BIS Quarterly Review  |  December 2014  | 
07 December 2014

(Extract from page 57 of BIS Quarterly Review, December 2014)

This box more precisely defines the variables used as inputs and discusses the more technical aspects of the statistical classification (clustering) procedure.

The eight input variables from which we selected the key characteristics of the business models are evenly split between the asset and liability sides of the balance sheet. All ratios are expressed as a share of total assets net of derivatives positions. The reason for this is to avoid distortions of the metrics related by differences in the applicable accounting standards in different jurisdictions. The asset side ratios relate to: (i) total loans; (ii) securities (measured as the sum of trading assets and liabilities net of derivatives); (iii) the size of the trading book (measured as the sum of trading securities and fair value through income book); and (iv) interbank lending (measured as the sum of loans and advances to banks, reverse repos and cash collateral). The liability side ratios relate to: (i) customer deposits; (ii) wholesale debt (measured as the sum of other deposits, short-term borrowing and long-term funding); (iii) stable funding (measured as the sum of total customer deposits and long-term funding); and (iv) interbank borrowing (measured as deposits from banks plus repos and cash collateral).

We employ the statistical classification algorithm proposed by Ward (1963). The algorithm is a hierarchical classification method that can be applied to a universe of individual observations (in our case, these are the bank/year pairs). Each observation is described by a set of scores (in our case, the balance sheet ratios). This is an agglomerative algorithm, which starts from individual observations and successively builds up groups (clusters) by joining observations that are closest to each other. It proceeds by forming progressively larger groups (ie partitioning the universe of observations more coarsely), maximising the similarities of any two observations within each group and maximising the differences across groups. The algorithm measures the distance between two observations by the sum of squared differences of their scores. One could present the results of the hierarchical classification in the form of the roots of a tree. The single observations would be automatically the most homogeneous groups at the bottom of the hierarchy. The algorithm first groups individual observations on the basis of the closeness of their scores. These small groups are successively merged with each other, forming fewer and larger groups at higher levels of the hierarchy, with the universe being a single group at the very top.

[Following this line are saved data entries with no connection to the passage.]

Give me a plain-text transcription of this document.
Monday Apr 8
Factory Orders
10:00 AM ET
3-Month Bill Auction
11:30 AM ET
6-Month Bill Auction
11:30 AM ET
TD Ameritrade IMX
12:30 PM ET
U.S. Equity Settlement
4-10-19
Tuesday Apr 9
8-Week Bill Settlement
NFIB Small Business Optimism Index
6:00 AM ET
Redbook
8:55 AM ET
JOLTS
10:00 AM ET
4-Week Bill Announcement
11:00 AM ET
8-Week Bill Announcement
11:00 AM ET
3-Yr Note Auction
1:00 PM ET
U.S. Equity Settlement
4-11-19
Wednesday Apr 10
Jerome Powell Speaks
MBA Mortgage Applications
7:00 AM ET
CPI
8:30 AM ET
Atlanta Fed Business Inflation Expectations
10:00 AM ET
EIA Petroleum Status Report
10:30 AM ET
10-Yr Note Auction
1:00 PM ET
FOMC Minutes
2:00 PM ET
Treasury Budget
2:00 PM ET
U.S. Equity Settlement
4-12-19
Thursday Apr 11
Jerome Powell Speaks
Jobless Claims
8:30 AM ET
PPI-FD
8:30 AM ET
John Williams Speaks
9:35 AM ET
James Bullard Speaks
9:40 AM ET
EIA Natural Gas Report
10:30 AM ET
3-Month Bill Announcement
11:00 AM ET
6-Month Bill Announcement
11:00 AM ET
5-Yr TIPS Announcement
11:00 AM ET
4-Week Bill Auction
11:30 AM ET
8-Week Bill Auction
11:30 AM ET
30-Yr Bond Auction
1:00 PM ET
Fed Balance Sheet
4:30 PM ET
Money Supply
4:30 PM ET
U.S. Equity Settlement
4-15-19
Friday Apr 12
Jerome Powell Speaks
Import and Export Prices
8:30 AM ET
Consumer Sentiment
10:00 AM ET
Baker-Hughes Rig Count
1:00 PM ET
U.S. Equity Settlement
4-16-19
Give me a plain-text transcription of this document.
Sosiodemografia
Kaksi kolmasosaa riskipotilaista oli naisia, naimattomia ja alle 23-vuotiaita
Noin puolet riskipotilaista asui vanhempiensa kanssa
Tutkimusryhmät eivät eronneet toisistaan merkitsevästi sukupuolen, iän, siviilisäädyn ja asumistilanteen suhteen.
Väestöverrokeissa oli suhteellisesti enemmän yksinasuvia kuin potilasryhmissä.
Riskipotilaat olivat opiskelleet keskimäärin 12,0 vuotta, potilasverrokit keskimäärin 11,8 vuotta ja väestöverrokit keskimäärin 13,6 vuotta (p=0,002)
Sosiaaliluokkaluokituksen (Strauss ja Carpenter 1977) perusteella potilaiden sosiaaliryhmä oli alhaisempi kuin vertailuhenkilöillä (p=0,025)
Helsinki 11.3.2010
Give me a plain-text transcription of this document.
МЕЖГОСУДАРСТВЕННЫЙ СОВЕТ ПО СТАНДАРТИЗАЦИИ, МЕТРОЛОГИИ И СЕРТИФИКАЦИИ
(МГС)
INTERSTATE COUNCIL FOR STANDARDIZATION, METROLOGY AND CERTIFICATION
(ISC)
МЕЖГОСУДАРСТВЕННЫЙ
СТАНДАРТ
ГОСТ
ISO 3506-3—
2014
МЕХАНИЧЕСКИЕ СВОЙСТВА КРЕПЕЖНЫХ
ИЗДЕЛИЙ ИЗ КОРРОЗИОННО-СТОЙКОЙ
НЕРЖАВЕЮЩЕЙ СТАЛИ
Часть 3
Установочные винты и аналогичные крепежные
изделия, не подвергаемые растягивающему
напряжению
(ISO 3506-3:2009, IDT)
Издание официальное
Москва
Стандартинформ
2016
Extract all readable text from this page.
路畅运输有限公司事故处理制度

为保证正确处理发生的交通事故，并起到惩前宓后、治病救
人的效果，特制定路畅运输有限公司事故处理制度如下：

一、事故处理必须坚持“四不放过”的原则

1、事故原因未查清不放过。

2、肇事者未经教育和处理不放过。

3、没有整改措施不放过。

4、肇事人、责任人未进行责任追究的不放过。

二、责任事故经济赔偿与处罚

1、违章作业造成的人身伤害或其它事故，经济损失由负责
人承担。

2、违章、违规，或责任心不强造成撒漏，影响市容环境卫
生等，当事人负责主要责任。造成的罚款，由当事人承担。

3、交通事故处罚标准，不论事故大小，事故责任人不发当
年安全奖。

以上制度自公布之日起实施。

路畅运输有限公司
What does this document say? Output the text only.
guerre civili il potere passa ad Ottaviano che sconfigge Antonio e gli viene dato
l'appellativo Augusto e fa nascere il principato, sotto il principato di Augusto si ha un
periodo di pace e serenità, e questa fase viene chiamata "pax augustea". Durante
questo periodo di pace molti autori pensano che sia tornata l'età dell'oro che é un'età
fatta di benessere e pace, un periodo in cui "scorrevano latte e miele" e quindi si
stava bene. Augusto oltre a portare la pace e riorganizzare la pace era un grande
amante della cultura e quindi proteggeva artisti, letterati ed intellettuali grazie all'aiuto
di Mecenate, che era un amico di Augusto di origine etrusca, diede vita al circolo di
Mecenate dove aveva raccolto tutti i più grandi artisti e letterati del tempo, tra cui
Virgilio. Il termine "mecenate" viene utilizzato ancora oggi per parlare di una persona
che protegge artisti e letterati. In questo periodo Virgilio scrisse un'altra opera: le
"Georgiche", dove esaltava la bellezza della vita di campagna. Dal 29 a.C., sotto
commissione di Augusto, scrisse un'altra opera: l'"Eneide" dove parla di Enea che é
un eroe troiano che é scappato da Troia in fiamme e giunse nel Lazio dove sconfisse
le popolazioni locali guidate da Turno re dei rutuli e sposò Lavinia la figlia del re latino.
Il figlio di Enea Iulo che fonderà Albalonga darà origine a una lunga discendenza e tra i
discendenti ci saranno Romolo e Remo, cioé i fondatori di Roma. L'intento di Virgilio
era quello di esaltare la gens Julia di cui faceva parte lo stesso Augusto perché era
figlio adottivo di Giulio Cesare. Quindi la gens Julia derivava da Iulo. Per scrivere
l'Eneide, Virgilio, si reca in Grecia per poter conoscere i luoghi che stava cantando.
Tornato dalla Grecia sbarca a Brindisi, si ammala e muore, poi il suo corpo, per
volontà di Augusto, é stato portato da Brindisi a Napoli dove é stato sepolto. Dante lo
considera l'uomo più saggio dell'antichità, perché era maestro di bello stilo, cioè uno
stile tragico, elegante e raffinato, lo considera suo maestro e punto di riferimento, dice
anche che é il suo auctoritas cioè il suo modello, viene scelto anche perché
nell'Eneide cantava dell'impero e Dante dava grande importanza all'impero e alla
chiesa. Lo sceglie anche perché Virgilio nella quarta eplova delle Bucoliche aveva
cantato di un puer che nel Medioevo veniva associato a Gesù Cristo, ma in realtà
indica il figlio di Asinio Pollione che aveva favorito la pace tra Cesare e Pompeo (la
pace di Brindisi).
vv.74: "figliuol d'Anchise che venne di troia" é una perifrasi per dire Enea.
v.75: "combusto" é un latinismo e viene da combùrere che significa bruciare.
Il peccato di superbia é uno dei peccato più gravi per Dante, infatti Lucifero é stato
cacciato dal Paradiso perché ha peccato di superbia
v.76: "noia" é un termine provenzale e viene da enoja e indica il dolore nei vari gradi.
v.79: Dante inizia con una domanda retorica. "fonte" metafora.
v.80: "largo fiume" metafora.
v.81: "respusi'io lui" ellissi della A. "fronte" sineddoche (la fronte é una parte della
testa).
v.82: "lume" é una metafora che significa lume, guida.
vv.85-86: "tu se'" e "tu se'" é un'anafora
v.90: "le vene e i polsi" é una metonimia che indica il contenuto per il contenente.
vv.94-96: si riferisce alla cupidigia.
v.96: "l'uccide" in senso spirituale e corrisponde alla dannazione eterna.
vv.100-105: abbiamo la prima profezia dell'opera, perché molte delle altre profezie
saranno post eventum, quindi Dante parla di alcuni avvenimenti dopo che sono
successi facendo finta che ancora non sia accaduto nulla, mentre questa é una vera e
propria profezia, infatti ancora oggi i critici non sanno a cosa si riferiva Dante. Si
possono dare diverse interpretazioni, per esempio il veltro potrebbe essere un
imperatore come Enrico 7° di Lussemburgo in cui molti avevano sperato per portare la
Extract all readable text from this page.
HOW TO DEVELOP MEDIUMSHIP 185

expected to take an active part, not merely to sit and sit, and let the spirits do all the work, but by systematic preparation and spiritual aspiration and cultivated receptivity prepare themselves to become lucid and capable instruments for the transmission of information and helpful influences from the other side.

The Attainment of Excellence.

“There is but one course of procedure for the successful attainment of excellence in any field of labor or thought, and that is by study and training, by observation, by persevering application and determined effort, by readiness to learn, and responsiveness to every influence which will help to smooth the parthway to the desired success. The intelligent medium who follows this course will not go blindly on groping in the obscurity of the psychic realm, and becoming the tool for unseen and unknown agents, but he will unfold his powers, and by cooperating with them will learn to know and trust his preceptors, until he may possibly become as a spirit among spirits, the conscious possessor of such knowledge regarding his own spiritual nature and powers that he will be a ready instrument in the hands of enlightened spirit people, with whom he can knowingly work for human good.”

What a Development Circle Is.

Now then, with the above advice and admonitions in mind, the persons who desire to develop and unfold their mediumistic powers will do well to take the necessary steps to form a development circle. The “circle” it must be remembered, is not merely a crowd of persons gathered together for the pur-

Which partition (ie step in the hierarchy) represents a good compromise between the homogeneity within each group and the number of groups? There are no hard rules for determining this. We use the pseudo F-index proposed by Calinśki and Harabasz (1974) to help us decide. The index balances parsimony (ie a small number of groups) with the ability to discriminate (ie the groups have sufficiently distinct characteristics from each other). It increases when observations are more alike within a group (ie their scores are closer together) but more distinct across groups, and decreases as the number of groups gets larger. The closeness of observations is measured by the ratio of the average distance between bank/years that belong to different groups to the corresponding average of observations that belong to the same group. The number of groups is penalised based on the ratio of the total number of observations to that of groups in the particular partition. The criterion is similar in spirit to the Akaike and Schwarz information criteria that are often used to select the appropriate number of lags in time series regressions.

The clustering algorithm is run for all combinations of at least three choice variables from the set of eight. If we had considered all their combinations, there would have been 325 runs. We reduce this number by ignoring subsets that include two choice variables that are highly correlated because the simultaneous presence of these variables provides little additional information. We impose a threshold for the correlation coefficient of 60% (in absolute value), which means that we do not examine sets of input variables that include simultaneously the securities and trading book variables, or the wholesale debt and stable funding variables.